You can, if you enter them, shoot all four categories. You can shoot them all in one day, in any order, or one or two each day of The Pin Shoot. Local pin shoots are likely to be one-day affairs, so you’d better be hopping to get them all in.

Here are a few tips to make the experience easier, more fun, and increase your returning.

You can “Shoot up”

Let’s say you have an entirely suitable Stock Gun, but not one of the other three. So what? You can always shoot up. A Stock Gun is kosher in Pin and space, but not the Concealed Carry gun Event. Yes, you will be at an equipment disadvantage, using a Stock Gun in the Pin Gun event. So what? The idea is to have fun. If you find you like it and really want to do more pin shooting, you have a year to buy/build/trade into a Pin gun, or a Space gun, or both.

Bring ammo. A lot of it.

Yes, five pins should not require more than five shots. In fact, the mantra among pin shooters, is “one shot, one pin.” In a perfect world, we’d all show up with 30 rounds for each set of six tables. A fifty-round box of ammo for each six-table Main Event is a good idea, and the standard most shooters plan on.

Bring your usual gear.

Eye and ear protection are a must.

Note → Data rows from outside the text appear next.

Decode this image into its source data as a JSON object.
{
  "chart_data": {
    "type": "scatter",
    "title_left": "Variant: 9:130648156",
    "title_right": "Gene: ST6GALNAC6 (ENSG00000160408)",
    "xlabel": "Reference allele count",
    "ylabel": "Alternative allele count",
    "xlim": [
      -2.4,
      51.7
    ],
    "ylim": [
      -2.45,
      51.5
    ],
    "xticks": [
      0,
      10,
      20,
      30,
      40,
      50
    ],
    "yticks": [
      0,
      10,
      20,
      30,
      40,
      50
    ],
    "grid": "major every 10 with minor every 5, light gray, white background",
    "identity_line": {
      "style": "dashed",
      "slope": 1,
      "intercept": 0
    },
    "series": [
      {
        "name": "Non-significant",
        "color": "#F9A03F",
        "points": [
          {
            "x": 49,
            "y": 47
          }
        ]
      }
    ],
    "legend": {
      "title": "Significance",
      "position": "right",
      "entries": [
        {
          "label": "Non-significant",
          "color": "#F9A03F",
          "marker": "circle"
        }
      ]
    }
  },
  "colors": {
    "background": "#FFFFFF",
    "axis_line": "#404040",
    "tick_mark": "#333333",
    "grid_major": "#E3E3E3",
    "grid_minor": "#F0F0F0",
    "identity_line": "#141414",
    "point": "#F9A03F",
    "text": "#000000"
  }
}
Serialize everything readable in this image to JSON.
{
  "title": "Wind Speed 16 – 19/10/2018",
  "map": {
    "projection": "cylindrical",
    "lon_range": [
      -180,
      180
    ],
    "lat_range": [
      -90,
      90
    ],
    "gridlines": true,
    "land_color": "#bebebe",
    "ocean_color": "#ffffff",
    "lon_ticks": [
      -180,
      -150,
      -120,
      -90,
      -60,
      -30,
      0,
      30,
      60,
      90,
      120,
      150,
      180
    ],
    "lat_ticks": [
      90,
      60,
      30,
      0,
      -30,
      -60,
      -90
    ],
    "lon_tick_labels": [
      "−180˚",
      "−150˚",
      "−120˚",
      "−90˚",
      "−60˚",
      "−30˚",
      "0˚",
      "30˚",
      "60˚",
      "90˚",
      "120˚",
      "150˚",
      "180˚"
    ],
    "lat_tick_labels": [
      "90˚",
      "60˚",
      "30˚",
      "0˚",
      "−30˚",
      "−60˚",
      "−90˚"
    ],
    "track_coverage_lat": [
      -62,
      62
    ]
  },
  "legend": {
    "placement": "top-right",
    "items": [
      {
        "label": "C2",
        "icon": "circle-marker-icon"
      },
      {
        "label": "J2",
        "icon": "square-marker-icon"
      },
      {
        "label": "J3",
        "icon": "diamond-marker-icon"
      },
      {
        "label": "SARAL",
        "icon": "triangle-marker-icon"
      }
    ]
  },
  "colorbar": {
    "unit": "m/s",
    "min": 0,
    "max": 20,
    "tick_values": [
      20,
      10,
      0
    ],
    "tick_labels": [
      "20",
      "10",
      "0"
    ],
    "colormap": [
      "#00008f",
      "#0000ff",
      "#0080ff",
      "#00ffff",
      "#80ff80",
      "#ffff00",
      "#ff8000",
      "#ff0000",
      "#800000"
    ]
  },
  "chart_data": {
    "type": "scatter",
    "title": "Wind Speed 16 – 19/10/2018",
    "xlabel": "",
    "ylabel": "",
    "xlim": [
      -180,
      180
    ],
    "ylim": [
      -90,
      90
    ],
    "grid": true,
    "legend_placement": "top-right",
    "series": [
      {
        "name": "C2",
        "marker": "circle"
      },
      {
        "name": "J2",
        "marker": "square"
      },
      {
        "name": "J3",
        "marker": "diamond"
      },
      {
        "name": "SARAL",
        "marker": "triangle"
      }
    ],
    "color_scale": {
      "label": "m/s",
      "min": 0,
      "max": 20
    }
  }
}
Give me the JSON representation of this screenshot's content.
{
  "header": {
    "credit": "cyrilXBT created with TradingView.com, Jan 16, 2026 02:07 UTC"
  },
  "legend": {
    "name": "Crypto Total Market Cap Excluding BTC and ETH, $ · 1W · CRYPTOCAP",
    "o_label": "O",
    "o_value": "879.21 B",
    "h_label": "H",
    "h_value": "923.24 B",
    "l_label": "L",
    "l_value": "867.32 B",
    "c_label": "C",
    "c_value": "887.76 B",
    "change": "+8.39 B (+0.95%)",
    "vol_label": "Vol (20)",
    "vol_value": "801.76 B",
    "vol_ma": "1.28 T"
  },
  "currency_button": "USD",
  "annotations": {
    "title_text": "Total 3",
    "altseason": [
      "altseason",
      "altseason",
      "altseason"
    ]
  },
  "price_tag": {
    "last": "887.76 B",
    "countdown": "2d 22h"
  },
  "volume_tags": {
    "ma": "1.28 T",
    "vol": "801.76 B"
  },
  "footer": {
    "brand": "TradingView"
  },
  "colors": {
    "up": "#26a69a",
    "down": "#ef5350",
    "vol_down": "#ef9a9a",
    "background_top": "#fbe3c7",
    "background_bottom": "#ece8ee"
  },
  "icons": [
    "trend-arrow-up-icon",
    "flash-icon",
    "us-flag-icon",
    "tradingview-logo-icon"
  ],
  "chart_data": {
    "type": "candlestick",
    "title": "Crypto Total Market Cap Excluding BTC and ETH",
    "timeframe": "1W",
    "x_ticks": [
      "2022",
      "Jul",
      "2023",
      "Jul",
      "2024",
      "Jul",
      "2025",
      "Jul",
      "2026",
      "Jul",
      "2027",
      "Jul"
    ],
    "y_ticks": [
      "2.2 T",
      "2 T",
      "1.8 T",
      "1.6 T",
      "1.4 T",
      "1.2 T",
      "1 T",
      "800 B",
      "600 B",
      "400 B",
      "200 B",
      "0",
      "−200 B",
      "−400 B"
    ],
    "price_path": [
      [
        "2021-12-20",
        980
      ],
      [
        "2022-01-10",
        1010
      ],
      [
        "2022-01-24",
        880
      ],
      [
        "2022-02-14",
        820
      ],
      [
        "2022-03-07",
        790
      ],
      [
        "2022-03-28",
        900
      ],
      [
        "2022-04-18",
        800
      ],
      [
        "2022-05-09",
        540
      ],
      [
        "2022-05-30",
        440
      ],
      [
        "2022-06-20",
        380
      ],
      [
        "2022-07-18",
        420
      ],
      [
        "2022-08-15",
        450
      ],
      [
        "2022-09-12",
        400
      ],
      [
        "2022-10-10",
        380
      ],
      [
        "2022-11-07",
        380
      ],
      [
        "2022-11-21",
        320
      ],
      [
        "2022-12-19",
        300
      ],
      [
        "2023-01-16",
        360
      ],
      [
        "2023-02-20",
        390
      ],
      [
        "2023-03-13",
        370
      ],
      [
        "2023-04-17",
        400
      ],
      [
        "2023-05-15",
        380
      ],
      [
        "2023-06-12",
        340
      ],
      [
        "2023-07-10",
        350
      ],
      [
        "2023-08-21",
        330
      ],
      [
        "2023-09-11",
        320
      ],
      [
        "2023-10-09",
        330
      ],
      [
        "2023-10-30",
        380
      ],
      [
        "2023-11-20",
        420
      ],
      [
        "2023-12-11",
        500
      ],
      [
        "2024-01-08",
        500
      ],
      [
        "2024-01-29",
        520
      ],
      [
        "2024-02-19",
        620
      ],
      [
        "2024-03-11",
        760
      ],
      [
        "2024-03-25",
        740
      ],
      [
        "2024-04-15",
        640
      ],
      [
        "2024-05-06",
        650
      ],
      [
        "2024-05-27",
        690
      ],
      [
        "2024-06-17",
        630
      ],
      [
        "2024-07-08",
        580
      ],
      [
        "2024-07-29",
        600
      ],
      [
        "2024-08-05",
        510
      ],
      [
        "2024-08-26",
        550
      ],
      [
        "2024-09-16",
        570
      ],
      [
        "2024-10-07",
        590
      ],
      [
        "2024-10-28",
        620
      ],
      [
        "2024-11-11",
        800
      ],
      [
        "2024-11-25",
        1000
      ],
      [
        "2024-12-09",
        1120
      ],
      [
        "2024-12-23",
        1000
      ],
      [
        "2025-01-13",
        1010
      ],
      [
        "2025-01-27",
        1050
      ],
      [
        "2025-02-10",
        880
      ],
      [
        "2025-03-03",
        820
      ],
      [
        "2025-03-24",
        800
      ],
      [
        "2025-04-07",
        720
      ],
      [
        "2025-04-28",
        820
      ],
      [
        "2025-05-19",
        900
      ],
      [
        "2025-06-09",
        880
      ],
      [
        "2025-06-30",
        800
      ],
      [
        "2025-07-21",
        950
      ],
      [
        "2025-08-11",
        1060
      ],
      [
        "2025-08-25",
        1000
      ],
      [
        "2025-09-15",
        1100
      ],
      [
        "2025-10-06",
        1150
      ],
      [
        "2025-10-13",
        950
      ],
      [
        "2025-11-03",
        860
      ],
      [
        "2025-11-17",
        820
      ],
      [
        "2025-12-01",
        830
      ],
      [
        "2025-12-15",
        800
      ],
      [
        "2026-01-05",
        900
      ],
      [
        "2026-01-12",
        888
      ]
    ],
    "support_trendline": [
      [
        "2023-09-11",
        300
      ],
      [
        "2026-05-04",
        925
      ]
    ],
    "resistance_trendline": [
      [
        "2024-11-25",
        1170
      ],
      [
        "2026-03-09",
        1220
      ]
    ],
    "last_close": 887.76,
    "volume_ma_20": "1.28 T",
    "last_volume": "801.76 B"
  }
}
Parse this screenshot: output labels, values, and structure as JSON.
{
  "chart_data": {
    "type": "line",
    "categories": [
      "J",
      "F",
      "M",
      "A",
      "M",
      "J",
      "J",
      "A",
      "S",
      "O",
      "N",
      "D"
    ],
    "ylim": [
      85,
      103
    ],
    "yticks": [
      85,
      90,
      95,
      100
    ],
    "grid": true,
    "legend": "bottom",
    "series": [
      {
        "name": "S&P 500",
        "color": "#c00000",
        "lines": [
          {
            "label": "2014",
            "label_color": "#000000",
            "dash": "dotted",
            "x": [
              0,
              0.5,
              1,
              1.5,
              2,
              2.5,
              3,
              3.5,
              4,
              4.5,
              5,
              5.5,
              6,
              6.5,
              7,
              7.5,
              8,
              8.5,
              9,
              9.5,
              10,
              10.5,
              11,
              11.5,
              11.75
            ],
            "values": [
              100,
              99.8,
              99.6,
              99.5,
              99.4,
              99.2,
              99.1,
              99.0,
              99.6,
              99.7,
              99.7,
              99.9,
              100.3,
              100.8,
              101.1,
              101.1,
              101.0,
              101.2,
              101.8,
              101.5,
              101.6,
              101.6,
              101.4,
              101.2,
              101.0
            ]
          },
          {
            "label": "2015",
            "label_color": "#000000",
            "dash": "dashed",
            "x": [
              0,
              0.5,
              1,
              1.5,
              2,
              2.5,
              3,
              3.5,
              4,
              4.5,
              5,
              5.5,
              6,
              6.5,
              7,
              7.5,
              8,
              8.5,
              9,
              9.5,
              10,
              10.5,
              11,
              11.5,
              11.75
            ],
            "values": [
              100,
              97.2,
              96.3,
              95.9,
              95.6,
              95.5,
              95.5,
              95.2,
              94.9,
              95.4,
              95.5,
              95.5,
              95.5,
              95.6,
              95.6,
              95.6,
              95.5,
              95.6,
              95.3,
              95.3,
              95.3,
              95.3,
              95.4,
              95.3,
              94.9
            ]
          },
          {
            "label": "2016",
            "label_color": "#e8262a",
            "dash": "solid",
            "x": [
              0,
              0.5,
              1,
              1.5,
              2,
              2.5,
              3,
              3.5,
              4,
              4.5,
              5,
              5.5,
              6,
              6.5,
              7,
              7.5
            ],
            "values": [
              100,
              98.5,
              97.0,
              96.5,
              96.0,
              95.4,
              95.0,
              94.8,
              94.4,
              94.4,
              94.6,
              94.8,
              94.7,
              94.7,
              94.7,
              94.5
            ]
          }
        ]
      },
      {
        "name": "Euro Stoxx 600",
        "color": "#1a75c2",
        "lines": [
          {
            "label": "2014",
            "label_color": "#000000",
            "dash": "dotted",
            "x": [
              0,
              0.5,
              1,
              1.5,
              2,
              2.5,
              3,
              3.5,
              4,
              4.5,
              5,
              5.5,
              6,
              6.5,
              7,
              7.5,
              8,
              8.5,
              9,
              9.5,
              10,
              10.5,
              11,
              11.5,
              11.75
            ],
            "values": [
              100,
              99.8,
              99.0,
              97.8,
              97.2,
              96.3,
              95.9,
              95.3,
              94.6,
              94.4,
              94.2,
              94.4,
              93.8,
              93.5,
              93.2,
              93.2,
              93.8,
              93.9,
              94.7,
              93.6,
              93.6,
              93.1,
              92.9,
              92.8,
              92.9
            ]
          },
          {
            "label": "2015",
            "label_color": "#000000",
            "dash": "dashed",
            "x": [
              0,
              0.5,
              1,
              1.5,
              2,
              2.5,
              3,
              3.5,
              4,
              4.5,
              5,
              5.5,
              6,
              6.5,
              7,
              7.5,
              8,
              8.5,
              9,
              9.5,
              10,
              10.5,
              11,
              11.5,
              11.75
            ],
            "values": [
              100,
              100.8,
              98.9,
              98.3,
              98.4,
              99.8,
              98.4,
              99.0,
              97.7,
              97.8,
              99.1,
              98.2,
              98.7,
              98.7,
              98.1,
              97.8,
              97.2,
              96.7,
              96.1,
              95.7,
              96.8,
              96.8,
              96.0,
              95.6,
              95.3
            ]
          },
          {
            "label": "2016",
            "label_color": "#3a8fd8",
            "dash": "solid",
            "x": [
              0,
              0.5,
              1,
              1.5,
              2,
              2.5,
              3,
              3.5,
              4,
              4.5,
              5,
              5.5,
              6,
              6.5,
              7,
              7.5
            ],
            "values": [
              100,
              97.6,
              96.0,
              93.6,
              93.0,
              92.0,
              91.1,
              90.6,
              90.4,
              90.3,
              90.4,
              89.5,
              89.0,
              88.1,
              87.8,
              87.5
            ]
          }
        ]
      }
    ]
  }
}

In this day and age, no-one will let you shoot otherwise. A hand towel is a good idea, because you will be sweating. Unless it is a bitterly cold day, the stress will have you sweating.

More magazines

And speed-loaders, if you use a revolver, are a good idea. You have time to reload between tables, but as long as your magazines work, more is better.

If you use a revolver, a block that holds ammo in sets of six will make reloading a lot less stressful.

Move out

Once you are done, pick up your gear and get off the line. Others want to shoot, and they need the time to get set up. Be sure and collect your scorecard once the recorders are done with it.


The Optional Events run a bit differently. OK, there are the same three tables in front of you, but the number and array of pins will be different. They will be arrayed in the specific layout for that particular Optional you’ve entered.

You will shoot them in sets of three, but you can shoot more than two sets if you wish. In fact, you can shoot pretty much as many Optionals as your wallet, hands/shoulder or ammo supply can take. That, and daylight.

Scoring on Optionals is done one of two ways: cleared, or tipped.

The Optional Events that require a cleared table are scored the same as the Main Events: all of the pins have to hit the ground, time stops on the last one. These would be the Shotgun, 8-Pin, Two and Three-man events.

The tip-over events only require that all the pins be tipped over. This would be the 9×12 event and the PCC. You only have to tip the pins over, but there is one catch: you must shoot the bottom row first.

Why? Shooters learned early-on that by tipping over the top pins, those pins could fall down to the bottom, and tip over some of the pins on the bottom row. Since this is a shooting contest, and not a lucky-roll event, you now have to shoot the bottom row first.